BRICs are back. The countries comprising one of the most ubiquitous acronyms in the financial markets—Brazil, Russia, India and China—have turned a corner economically, according to a recent report, although the outlook for is far from uniform. Oxford Economics says its Financial Conditions Indices (FCIs), which measure asset prices, foreign exchange, money, credit, interest rates and spreads, place the BRICs firmly in positive territory. New data suggests advanced economies will be supported by BRIC economies’ reemergence from a financial winter.
The four big developing economies will reach a third of the world’s GDP this year—33.28%, to be precise—measured by purchasing power parity (PPP), so that their “turn of financial conditions from overall negative to supportive will provide support for the global economy,” says Tamara Basic Vasiljev, senior economist at Oxford Economics. Broadly, Brazil is firmly in positive territory, Oxford calculates, while Russia is close, and India and China are trending up from end-of-year lows, with their FCIs correlating to some leading indicators of GDP growth.

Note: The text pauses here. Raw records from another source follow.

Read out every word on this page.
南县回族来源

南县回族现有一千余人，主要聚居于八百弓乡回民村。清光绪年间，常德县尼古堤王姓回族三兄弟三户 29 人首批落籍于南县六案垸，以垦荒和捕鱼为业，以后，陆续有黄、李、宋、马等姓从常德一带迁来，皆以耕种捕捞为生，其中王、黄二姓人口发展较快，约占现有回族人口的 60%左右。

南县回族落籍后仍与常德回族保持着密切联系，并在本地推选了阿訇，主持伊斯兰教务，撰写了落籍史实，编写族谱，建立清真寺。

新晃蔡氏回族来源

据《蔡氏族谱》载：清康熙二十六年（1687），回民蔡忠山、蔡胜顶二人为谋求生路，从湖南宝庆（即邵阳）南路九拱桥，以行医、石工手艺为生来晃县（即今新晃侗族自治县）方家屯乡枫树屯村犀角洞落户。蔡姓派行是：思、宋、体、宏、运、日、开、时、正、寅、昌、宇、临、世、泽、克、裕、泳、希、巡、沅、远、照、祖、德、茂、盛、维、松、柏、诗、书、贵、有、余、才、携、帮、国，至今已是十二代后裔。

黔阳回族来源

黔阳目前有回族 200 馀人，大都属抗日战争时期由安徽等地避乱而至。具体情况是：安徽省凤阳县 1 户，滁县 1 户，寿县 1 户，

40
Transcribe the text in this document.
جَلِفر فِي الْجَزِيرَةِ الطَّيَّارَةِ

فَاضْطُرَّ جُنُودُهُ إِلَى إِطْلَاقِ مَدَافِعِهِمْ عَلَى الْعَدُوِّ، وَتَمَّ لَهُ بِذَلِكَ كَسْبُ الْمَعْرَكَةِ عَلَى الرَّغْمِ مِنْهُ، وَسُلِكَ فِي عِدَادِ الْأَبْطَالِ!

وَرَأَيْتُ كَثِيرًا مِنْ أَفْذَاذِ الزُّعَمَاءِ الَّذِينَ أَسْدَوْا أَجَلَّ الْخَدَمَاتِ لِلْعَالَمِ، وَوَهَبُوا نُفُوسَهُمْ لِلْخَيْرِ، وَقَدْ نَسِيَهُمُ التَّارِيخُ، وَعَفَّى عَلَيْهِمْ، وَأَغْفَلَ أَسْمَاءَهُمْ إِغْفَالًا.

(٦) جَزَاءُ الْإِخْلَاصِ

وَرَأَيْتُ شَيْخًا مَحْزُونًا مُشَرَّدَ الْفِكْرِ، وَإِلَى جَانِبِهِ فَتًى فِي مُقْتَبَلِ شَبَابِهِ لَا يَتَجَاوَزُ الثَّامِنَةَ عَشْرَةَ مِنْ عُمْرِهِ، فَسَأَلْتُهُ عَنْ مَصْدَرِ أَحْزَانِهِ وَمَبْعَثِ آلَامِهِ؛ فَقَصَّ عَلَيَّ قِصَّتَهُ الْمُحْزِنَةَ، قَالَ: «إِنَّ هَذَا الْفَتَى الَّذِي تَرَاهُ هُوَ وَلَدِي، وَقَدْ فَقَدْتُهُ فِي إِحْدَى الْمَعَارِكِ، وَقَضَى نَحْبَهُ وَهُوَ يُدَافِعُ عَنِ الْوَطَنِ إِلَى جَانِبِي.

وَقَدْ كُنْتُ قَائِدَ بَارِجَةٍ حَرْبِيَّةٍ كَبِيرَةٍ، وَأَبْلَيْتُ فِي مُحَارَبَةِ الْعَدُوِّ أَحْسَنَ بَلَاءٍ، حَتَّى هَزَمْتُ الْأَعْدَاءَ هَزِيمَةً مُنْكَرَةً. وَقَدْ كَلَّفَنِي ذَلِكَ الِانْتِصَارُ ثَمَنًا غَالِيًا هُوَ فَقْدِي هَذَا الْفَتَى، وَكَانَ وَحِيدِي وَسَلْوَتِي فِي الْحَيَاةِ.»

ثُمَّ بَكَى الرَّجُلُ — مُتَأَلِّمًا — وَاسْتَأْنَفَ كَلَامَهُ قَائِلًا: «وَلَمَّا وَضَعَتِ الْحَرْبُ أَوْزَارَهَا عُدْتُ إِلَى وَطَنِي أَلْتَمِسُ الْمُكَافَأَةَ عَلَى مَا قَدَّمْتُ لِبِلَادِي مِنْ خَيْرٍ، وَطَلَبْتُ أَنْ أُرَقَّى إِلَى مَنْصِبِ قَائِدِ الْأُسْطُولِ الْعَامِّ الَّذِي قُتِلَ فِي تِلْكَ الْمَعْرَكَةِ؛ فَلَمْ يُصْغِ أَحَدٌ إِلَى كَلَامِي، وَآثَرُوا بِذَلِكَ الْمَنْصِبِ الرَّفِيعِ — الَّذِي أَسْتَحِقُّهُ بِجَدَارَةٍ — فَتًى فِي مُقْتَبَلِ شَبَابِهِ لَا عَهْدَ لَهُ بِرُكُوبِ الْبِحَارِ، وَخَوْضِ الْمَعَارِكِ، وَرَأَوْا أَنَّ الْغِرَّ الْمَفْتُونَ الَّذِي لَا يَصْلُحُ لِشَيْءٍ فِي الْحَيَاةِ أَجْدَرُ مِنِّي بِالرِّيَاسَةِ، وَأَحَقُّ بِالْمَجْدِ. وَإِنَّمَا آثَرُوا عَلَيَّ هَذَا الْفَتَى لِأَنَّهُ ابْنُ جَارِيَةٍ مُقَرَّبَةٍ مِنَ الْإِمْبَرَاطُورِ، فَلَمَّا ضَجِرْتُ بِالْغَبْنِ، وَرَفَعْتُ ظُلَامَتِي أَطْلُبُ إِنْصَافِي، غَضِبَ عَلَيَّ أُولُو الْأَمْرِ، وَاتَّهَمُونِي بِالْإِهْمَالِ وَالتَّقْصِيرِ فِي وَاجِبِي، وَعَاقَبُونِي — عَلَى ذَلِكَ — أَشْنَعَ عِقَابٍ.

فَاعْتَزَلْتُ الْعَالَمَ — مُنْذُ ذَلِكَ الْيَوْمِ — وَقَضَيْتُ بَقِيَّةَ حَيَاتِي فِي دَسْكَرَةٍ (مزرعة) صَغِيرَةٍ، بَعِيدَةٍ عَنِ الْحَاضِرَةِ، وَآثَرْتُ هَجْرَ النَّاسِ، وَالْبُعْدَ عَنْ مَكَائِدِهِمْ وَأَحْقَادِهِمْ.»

At the country level, the picture is nuanced. Brazil enjoyed a recovery in equity and real-estate markets in the second half of 2018, which is providing a boost to the economy. But mixed signals in January are increasing pressure on the Central Bank of Brazil to cut interest rates.
Russia’s risk indicators remain elevated, with 10-year government bond yields creeping higher while interbank spreads and the Emerging Market Bond Index are plodding along. Still, Russia’s FCI displays a leading indicator for GDP, which should provide tailwinds for growth.
In India, the Reserve Bank has reversed course and begun easing monetary policy, with a cut in the repo rate in February and another in the cards. That should alter the FCI’s downward trend, and financial conditions should support growth in the first half of 2019.
China’s better-than expected first-quarter growth figures have stoked optimism about the world’s second-largest economy. Further monetary-policy easing could trigger a reversal in interest rates and spreads, boosting growth, Oxford says.